Here is a detailed summary of the video transcript, broken down into sections for better readability:
Introduction to Responsible AI
- Dennis Batov is a worldwide Tech Leader for AI/ML at AWS, responsible for organizing the work of hundreds of AI/ML specialists.
- He has been leading the responsible AI efforts, even before the emergence of generative AI, as this area requires additional work from science, engineering, and understanding perspectives.
- Dennis is part of standardization efforts around responsible AI, contributing to explainability, transparency, bias, and other standards.
Risks and Challenges of Generative AI
- Generative AI has tremendous potential, but also introduces new risks and challenges.
- Some of the existing issues, such as hallucinations, are still present, and generative AI has introduced a whole new set of problems.
- The broader and more versatile nature of foundation models, as well as the ability to apply them to many use cases, contribute to these challenges.
- Hallucinations can lead to issues in various applications, such as legal research, chatbots misinterpreting policies, and medical transcription errors.
- However, hallucinations can also be welcomed in certain applications, such as creative tasks.
Defining Responsible AI
- Responsible AI is often discussed, but the definition can vary across organizations.
- The eight pillars of responsible AI at AWS are controllability, privacy and security, safety, bias and fairness, veracity and robustness, explainability, transparency, and governance.
Assessing AI Risk
- Assessing the risk of AI systems is important, as regulations like the EU AI Act focus on identifying prohibited, high-risk, and low-risk AI systems.

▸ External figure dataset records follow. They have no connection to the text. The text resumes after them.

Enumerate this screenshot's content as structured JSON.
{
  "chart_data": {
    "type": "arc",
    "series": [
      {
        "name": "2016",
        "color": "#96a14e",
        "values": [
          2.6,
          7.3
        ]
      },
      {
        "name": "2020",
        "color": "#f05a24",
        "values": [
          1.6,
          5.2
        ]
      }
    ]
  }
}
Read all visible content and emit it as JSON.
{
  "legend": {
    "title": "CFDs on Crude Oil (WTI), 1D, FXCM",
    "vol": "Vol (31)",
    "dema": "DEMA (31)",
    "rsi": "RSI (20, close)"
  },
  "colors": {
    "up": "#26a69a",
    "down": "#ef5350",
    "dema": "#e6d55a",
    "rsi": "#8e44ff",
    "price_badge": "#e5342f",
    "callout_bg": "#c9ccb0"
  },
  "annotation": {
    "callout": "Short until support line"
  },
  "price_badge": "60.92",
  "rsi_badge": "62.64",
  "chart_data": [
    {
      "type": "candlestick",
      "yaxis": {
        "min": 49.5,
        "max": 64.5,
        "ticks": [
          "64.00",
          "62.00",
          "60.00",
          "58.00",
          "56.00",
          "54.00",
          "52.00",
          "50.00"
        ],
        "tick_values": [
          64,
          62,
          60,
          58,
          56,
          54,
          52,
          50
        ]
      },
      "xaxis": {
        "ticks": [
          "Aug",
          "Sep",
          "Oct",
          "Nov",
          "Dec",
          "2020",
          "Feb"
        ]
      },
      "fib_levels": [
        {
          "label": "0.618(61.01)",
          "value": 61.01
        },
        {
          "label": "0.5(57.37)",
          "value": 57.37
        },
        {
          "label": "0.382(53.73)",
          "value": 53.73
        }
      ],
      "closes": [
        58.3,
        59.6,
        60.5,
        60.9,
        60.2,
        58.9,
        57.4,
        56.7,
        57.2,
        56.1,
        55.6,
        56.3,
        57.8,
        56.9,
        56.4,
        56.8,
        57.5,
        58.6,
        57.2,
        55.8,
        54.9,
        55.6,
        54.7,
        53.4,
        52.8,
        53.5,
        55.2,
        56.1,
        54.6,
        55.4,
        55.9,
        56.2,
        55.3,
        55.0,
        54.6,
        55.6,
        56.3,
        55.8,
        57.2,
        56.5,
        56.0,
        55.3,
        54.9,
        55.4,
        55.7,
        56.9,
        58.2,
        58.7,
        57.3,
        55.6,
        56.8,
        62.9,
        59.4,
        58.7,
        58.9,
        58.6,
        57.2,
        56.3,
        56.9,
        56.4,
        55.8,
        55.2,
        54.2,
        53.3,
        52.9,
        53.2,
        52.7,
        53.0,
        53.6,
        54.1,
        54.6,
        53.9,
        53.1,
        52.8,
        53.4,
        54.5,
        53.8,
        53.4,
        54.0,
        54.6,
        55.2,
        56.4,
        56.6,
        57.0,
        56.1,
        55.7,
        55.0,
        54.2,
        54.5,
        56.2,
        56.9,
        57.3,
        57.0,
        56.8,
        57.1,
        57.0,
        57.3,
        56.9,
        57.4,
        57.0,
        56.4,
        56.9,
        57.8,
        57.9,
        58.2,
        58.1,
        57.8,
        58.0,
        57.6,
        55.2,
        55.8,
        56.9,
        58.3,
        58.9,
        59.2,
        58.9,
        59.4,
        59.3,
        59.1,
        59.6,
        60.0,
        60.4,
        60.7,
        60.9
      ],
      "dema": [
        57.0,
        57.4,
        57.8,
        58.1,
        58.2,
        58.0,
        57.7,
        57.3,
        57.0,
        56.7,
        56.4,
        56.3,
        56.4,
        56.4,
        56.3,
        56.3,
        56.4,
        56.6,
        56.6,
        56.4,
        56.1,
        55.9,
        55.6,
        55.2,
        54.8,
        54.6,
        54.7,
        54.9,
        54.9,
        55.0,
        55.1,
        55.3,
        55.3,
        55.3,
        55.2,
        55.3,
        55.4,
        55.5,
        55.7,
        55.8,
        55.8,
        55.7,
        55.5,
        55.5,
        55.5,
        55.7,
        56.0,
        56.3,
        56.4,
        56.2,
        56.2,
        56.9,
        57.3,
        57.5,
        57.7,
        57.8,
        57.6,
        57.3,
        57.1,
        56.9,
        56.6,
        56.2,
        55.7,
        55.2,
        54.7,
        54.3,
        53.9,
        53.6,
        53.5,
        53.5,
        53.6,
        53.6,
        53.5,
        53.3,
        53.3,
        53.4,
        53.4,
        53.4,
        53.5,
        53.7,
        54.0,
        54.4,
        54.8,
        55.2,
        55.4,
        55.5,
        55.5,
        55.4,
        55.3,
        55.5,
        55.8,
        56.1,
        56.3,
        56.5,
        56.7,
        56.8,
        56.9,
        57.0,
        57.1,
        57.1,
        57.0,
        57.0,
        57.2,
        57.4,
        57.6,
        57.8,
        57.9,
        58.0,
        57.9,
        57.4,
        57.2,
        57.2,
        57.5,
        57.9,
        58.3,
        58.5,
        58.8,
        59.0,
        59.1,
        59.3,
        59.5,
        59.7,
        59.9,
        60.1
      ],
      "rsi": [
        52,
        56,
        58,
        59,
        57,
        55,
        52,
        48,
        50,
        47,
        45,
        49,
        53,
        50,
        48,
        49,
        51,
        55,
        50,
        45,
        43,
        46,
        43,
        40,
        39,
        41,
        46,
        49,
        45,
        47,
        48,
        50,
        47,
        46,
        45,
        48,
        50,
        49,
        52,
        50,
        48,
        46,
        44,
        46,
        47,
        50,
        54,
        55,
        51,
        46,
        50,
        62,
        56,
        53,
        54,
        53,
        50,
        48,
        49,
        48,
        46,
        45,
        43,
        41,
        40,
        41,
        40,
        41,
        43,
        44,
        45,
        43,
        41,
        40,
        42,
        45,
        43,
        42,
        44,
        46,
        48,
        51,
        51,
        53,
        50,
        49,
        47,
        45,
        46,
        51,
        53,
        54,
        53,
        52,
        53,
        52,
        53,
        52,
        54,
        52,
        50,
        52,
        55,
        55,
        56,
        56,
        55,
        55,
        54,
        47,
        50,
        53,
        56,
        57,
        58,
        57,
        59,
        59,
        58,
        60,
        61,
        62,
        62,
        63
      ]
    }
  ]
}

- AWS advises customers on how to conduct AI risk assessments, including identifying stakeholders, determining severity levels, and enumerating potential harmful events.
- AWS has published a blog post and organized workshops to help customers with this process.
Fairness and Bias
- Fairness and bias are technically solvable problems in traditional machine learning, with tools like Amazon SageMaker Clarify providing various bias detection metrics.

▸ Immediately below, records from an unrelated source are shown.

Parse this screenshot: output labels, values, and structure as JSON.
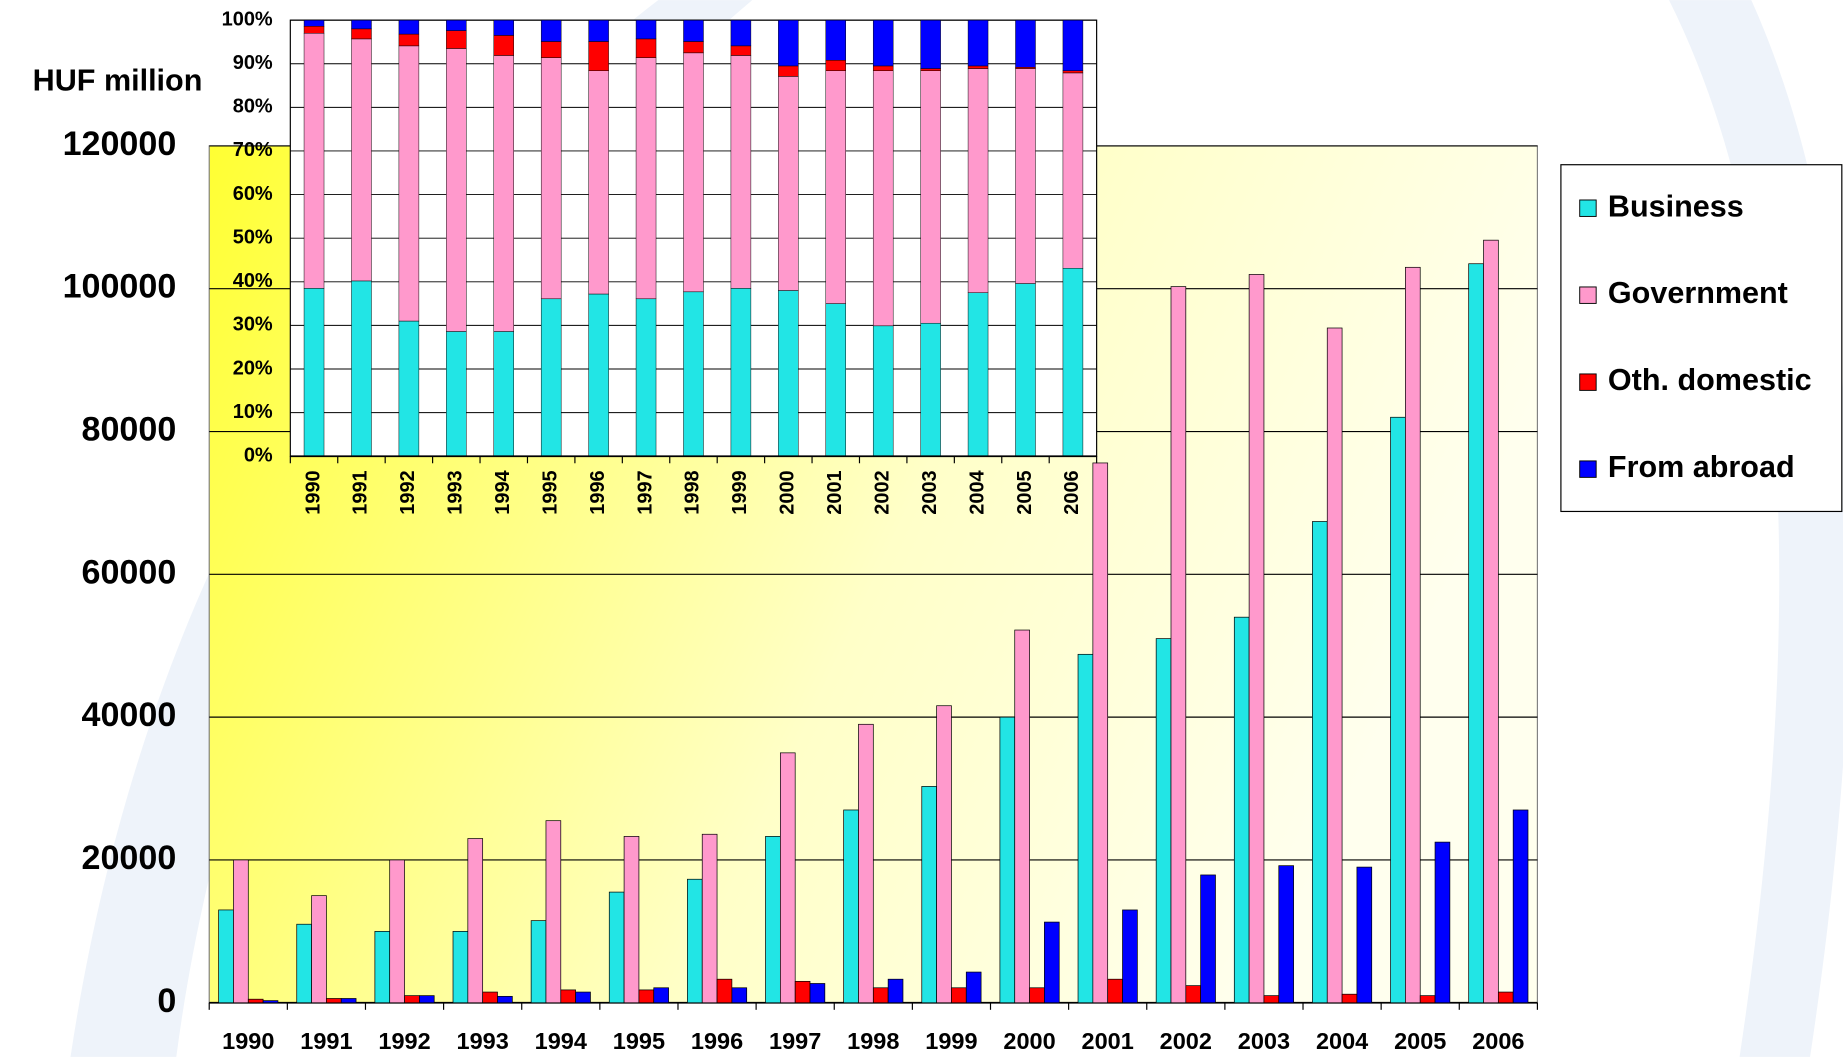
{
  "chart_data": [
    {
      "type": "bar",
      "y_label": "HUF million",
      "categories": [
        "1990",
        "1991",
        "1992",
        "1993",
        "1994",
        "1995",
        "1996",
        "1997",
        "1998",
        "1999",
        "2000",
        "2001",
        "2002",
        "2003",
        "2004",
        "2005",
        "2006"
      ],
      "series": [
        {
          "name": "Business",
          "color": "#22e5e5",
          "values": [
            13000,
            11000,
            10000,
            10000,
            11500,
            15500,
            17300,
            23300,
            27000,
            30300,
            40000,
            48800,
            51000,
            54000,
            67400,
            82000,
            103500
          ]
        },
        {
          "name": "Government",
          "color": "#ff99cc",
          "values": [
            20000,
            15000,
            20000,
            23000,
            25500,
            23300,
            23600,
            35000,
            39000,
            41600,
            52200,
            75600,
            100300,
            102000,
            94500,
            103000,
            106800
          ]
        },
        {
          "name": "Oth. domestic",
          "color": "#ff0000",
          "values": [
            500,
            600,
            1000,
            1500,
            1800,
            1800,
            3300,
            3000,
            2100,
            2100,
            2100,
            3300,
            2400,
            1000,
            1200,
            1000,
            1500
          ]
        },
        {
          "name": "From abroad",
          "color": "#0000ff",
          "values": [
            300,
            600,
            1000,
            900,
            1500,
            2100,
            2100,
            2700,
            3300,
            4300,
            11300,
            13000,
            17900,
            19200,
            19000,
            22500,
            27000
          ]
        }
      ],
      "ylim": [
        0,
        120000
      ],
      "yticks": [
        0,
        20000,
        40000,
        60000,
        80000,
        100000,
        120000
      ],
      "grid": true,
      "legend": "right"
    },
    {
      "type": "stacked_bar_percent",
      "categories": [
        "1990",
        "1991",
        "1992",
        "1993",
        "1994",
        "1995",
        "1996",
        "1997",
        "1998",
        "1999",
        "2000",
        "2001",
        "2002",
        "2003",
        "2004",
        "2005",
        "2006"
      ],
      "series": [
        {
          "color": "#22e5e5",
          "values": [
            38.5,
            40.2,
            31.0,
            28.6,
            28.6,
            36.1,
            37.2,
            36.1,
            37.7,
            38.5,
            38.0,
            35.0,
            29.9,
            30.5,
            37.5,
            39.6,
            43.1
          ]
        },
        {
          "color": "#ff99cc",
          "values": [
            58.5,
            55.5,
            63.1,
            64.9,
            63.3,
            55.3,
            51.2,
            55.3,
            54.8,
            53.4,
            49.1,
            53.4,
            58.5,
            57.9,
            51.4,
            49.3,
            44.8
          ]
        },
        {
          "color": "#ff0000",
          "values": [
            1.6,
            2.3,
            2.7,
            4.1,
            4.6,
            3.7,
            6.7,
            4.3,
            2.6,
            2.2,
            2.4,
            2.4,
            1.1,
            0.5,
            0.6,
            0.3,
            0.5
          ]
        },
        {
          "color": "#0000ff",
          "values": [
            1.4,
            2.0,
            3.2,
            2.4,
            3.5,
            4.9,
            4.9,
            4.3,
            4.9,
            5.9,
            10.5,
            9.2,
            10.5,
            11.1,
            10.5,
            10.8,
            11.6
          ]
        }
      ],
      "ylim": [
        0,
        100
      ],
      "yticks": [
        {
          "value": 0,
          "label": "0%"
        },
        {
          "value": 10,
          "label": "10%"
        },
        {
          "value": 20,
          "label": "20%"
        },
        {
          "value": 30,
          "label": "30%"
        },
        {
          "value": 40,
          "label": "40%"
        },
        {
          "value": 50,
          "label": "50%"
        },
        {
          "value": 60,
          "label": "60%"
        },
        {
          "value": 70,
          "label": "70%"
        },
        {
          "value": 80,
          "label": "80%"
        },
        {
          "value": 90,
          "label": "90%"
        },
        {
          "value": 100,
          "label": "100%"
        }
      ],
      "grid": true
    }
  ]
}
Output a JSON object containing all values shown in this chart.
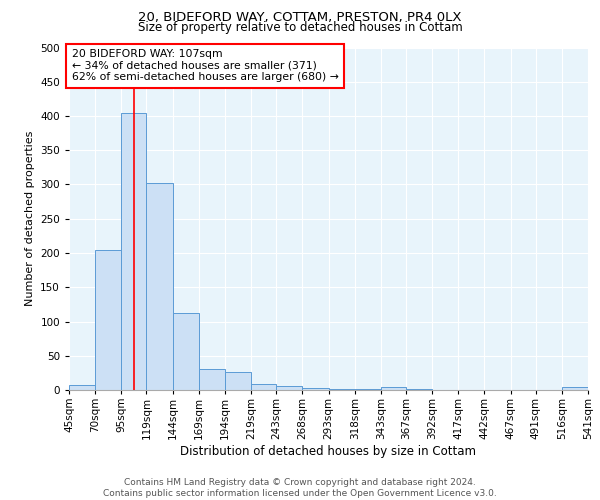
{
  "title_line1": "20, BIDEFORD WAY, COTTAM, PRESTON, PR4 0LX",
  "title_line2": "Size of property relative to detached houses in Cottam",
  "xlabel": "Distribution of detached houses by size in Cottam",
  "ylabel": "Number of detached properties",
  "footer_line1": "Contains HM Land Registry data © Crown copyright and database right 2024.",
  "footer_line2": "Contains public sector information licensed under the Open Government Licence v3.0.",
  "bar_edges": [
    45,
    70,
    95,
    119,
    144,
    169,
    194,
    219,
    243,
    268,
    293,
    318,
    343,
    367,
    392,
    417,
    442,
    467,
    491,
    516,
    541
  ],
  "bar_heights": [
    8,
    204,
    405,
    302,
    112,
    30,
    27,
    9,
    6,
    3,
    2,
    1,
    4,
    1,
    0,
    0,
    0,
    0,
    0,
    4,
    0
  ],
  "bar_color": "#cce0f5",
  "bar_edge_color": "#5b9bd5",
  "tick_labels": [
    "45sqm",
    "70sqm",
    "95sqm",
    "119sqm",
    "144sqm",
    "169sqm",
    "194sqm",
    "219sqm",
    "243sqm",
    "268sqm",
    "293sqm",
    "318sqm",
    "343sqm",
    "367sqm",
    "392sqm",
    "417sqm",
    "442sqm",
    "467sqm",
    "491sqm",
    "516sqm",
    "541sqm"
  ],
  "red_line_x": 107,
  "annotation_text": "20 BIDEFORD WAY: 107sqm\n← 34% of detached houses are smaller (371)\n62% of semi-detached houses are larger (680) →",
  "background_color": "#e8f4fb",
  "ylim": [
    0,
    500
  ],
  "yticks": [
    0,
    50,
    100,
    150,
    200,
    250,
    300,
    350,
    400,
    450,
    500
  ],
  "title1_fontsize": 9.5,
  "title2_fontsize": 8.5,
  "xlabel_fontsize": 8.5,
  "ylabel_fontsize": 8.0,
  "tick_fontsize": 7.5,
  "annotation_fontsize": 7.8,
  "footer_fontsize": 6.5
}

- However, there are challenges in defining fairness and making decisions about which fairness criteria to optimize for, as there can be trade-offs between accuracy and fairness.
- Generative AI poses additional challenges, as it may be difficult to measure the fairness of the output, and there are concerns about individual-level fairness.
- The industry should move towards more outcome-based assessments of fairness for generative AI systems.
Explainability
- Explainability is about understanding how a machine learning model arrived at a particular output, as opposed to just understanding the model architecture or algorithm.
- Traditional machine learning approaches, such as LIME and SHAP, can be used to explain the decision-making process of classification models.
- Explaining the reasoning behind the generation of entire completions in generative AI is an active area of research, with some approaches exploring the internal workings of transformer architectures or recording the chain of thought process.
Controllability, Privacy, and Security
- Controllability involves monitoring and steering AI systems, with features like the ability to allow or deny actions in agent-based architectures.
- Privacy and security are key concerns, with AWS Bedrock ensuring that customer data is not stored or used to improve models, and providing encryption, access management, and compliance features.
Toxicity, Safety, and Robustness
- Toxicity and safety are new challenges with generative AI, as the generated language could contain harmful, hateful, or threatening content.
- Robustness is about ensuring that small perturbations to the input do not lead to significant changes in the output.
- AWS provides tools like Foundation Model Evaluations and Amazon Bedrock Guard Rails to help customers address these issues.
Transparency and Automated Reasoning Checks
- Transparency is important, with features like invisible watermarks and digital signatures in generated content, as well as service cards and technical reports providing details about the models.
- Automated Reasoning Checks, a new feature in Amazon Bedrock, applies explicit logic-based rules to validate the completions generated by language models, providing explanations for why certain outputs are invalid.
Cisco's Responsible AI Journey
- Matt Frey, Director of Software Engineering at Cisco, discusses Cisco's approach to responsible AI, covering foundations (models), infrastructure (platforms), and end-to-end use cases.
- Cisco has a robust process for assessing AI features in products, internal use cases, and customer-facing offerings, considering factors like data privacy, security, model lifecycle, content moderation, and end-user empowerment.
- Cisco has pioneered the use of transparency notes to provide customers with information about the AI features in their products.